3. Voor de toepassing van het eerste lid, onder b, beschikt de vreemdeling met een inkomen ter hoogte van het normbedrag dat in artikel 3.74 voor de desbetreffende categorie is vastgesteld, in ieder geval over voldoende middelen van bestaan.
[…]
Artikel 8.16
1. Onverminderd de artikelen 8.22 en 8.23 eindigt het rechtmatig verblijf niet zolang de vreemdeling aan de in de artikelen 8.12 tot en met 8.15 genoemde voorwaarden voldoet.

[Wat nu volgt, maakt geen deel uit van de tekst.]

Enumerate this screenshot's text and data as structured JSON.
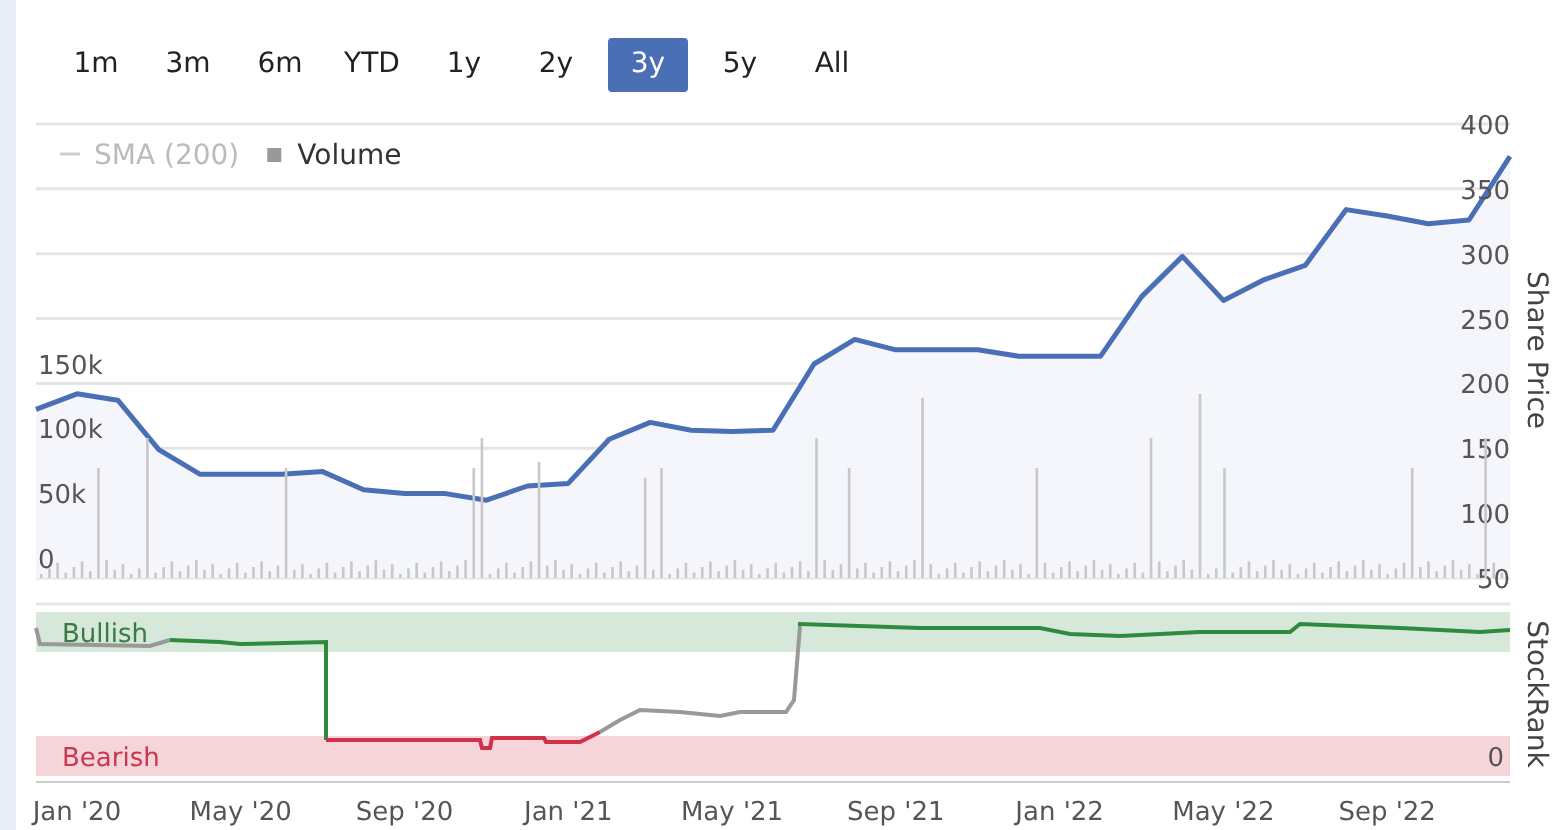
{
  "range_buttons": [
    {
      "label": "1m",
      "selected": false
    },
    {
      "label": "3m",
      "selected": false
    },
    {
      "label": "6m",
      "selected": false
    },
    {
      "label": "YTD",
      "selected": false
    },
    {
      "label": "1y",
      "selected": false
    },
    {
      "label": "2y",
      "selected": false
    },
    {
      "label": "3y",
      "selected": true
    },
    {
      "label": "5y",
      "selected": false
    },
    {
      "label": "All",
      "selected": false
    }
  ],
  "legend": [
    {
      "kind": "line",
      "label": "SMA (200)",
      "visible": false
    },
    {
      "kind": "square",
      "label": "Volume",
      "visible": true
    }
  ],
  "price_panel": {
    "chart_data": {
      "type": "line",
      "ylabel": "Share Price",
      "categories": [
        null,
        null,
        null,
        null,
        null,
        null,
        null,
        null,
        null,
        null,
        null,
        null,
        null,
        null,
        null,
        null,
        null,
        null,
        null,
        null,
        null,
        null,
        null,
        null,
        null,
        null,
        null,
        null,
        null,
        null,
        null,
        null,
        null,
        null,
        null,
        null,
        null
      ],
      "series": [
        {
          "color": "#4a6fb5",
          "values": [
            180,
            192,
            187,
            149,
            130,
            130,
            130,
            132,
            118,
            115,
            115,
            110,
            121,
            123,
            157,
            170,
            164,
            163,
            164,
            215,
            234,
            226,
            226,
            226,
            221,
            221,
            221,
            267,
            298,
            264,
            280,
            291,
            334,
            329,
            323,
            326,
            375
          ]
        }
      ],
      "ylim": [
        50,
        400
      ],
      "yticks": [
        50,
        100,
        150,
        200,
        250,
        300,
        350,
        400
      ]
    }
  },
  "volume_axis_labels": [
    "150k",
    "100k",
    "50k",
    "0"
  ],
  "date_axis_labels": [
    "Jan '20",
    "May '20",
    "Sep '20",
    "Jan '21",
    "May '21",
    "Sep '21",
    "Jan '22",
    "May '22",
    "Sep '22"
  ],
  "stockrank_panel": {
    "axis_title": "StockRank",
    "bands": [
      {
        "kind": "bullish",
        "label": "Bullish"
      },
      {
        "kind": "bearish",
        "label": "Bearish"
      }
    ],
    "min_label": "0"
  }
}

In specifieke gevallen van redelijke twijfel kan Onze Minister onderzoeken of aan de voorwaarden wordt voldaan. Het onderzoek geschiedt niet stelselmatig. Een beroep op de algemene middelen leidt niet zonder meer tot beëindiging van het rechtmatig verblijf.
2. Onverminderd de artikelen 8.22 en 8.23, eindigt het rechtmatig verblijf niet zolang de vreemdeling, bedoeld in artikel 8.7, eerste lid:
a. werknemer of zelfstandige is; of
b. naar Nederland is gekomen om werk te zoeken en hij kan bewijzen dat hij nog steeds werk zoekt en een reële kans op werk heeft.